I'm wondering if there is a way to tell if a redirection is present in the shell command?
No. From your program's point of view there is no difference between these two cases:
./Myprogram < input.txt
./Myprogram
In both the cases the program is not taking any command line argument and would get it's input from the standard input.In the first case it's the shell that is connecting the contents of the file input.txt to the stdin of your program your program knows nothing about this.

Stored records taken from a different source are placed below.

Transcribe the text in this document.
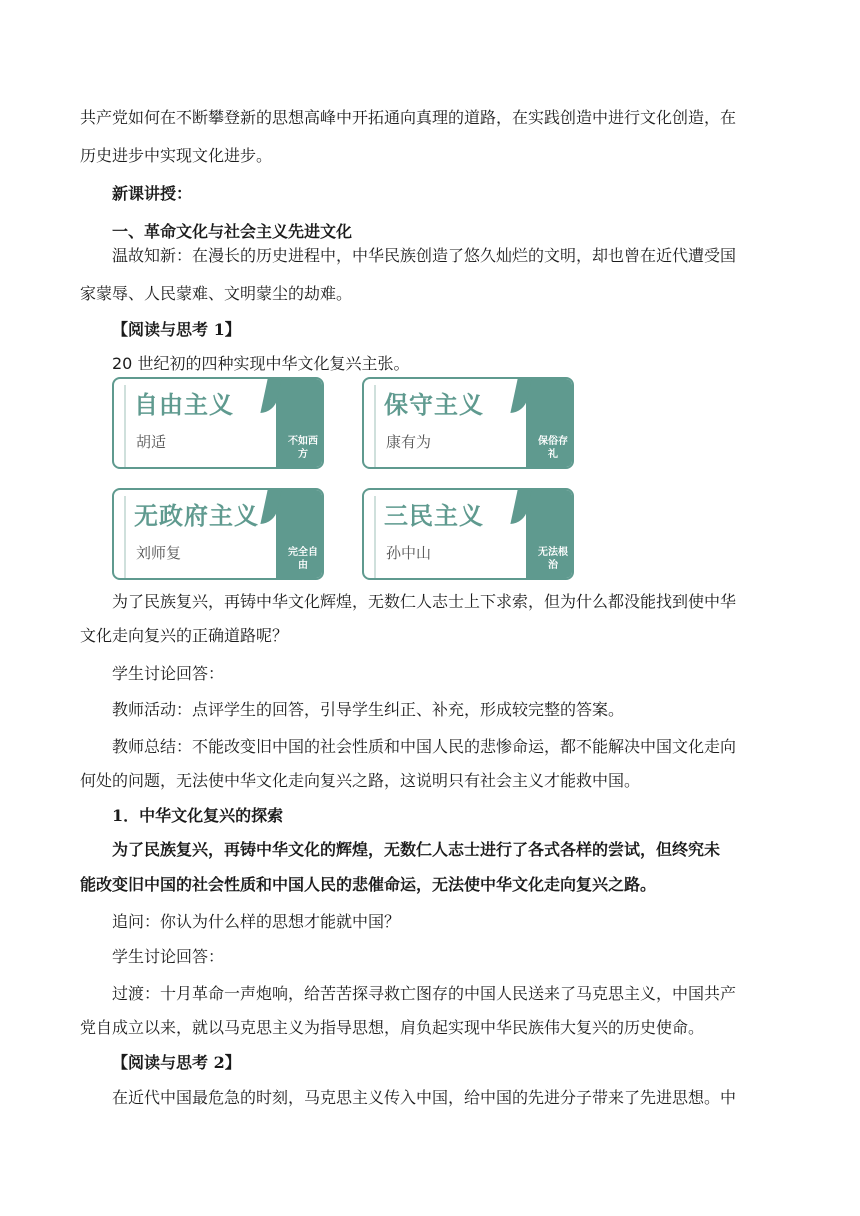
共产党如何在不断攀登新的思想高峰中开拓通向真理的道路，在实践创造中进行文化创造，在
历史进步中实现文化进步。
新课讲授：
一、革命文化与社会主义先进文化
温故知新：在漫长的历史进程中，中华民族创造了悠久灿烂的文明，却也曾在近代遭受国
家蒙辱、人民蒙难、文明蒙尘的劫难。
【阅读与思考 1】
20 世纪初的四种实现中华文化复兴主张。
自由主义
胡适	不如西方
保守主义
康有为	保俗存礼
无政府主义
刘师复	完全自由
三民主义
孙中山	无法根治
为了民族复兴，再铸中华文化辉煌，无数仁人志士上下求索，但为什么都没能找到使中华
文化走向复兴的正确道路呢？
学生讨论回答：
教师活动：点评学生的回答，引导学生纠正、补充，形成较完整的答案。
教师总结：不能改变旧中国的社会性质和中国人民的悲惨命运，都不能解决中国文化走向
何处的问题，无法使中华文化走向复兴之路，这说明只有社会主义才能救中国。
1．中华文化复兴的探索
为了民族复兴，再铸中华文化的辉煌，无数仁人志士进行了各式各样的尝试，但终究未
能改变旧中国的社会性质和中国人民的悲催命运，无法使中华文化走向复兴之路。
追问：你认为什么样的思想才能就中国？
学生讨论回答：
过渡：十月革命一声炮响，给苦苦探寻救亡图存的中国人民送来了马克思主义，中国共产
党自成立以来，就以马克思主义为指导思想，肩负起实现中华民族伟大复兴的历史使命。
【阅读与思考 2】
在近代中国最危急的时刻，马克思主义传入中国，给中国的先进分子带来了先进思想。中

It is possible to tell whether there is data to read by using select() on stdin. This will not tell you whether there is a redirection (you won't be able to tell when the file is empty, or when for some reason the user managed to put something on stdin before your program got a chance to test for it). Whether it works for your case or not depends on what you want to do in borderline cases.
Alternatively, you can use isatty() on stdin to find out if it's a tty or not. It's what most programs will do to find out whether they are interactive or not, and probably better in your case.
Now, you may notice that blocking waiting for user input in the third case is what all standard tools do, and is probably the behavior most users expect of your program too.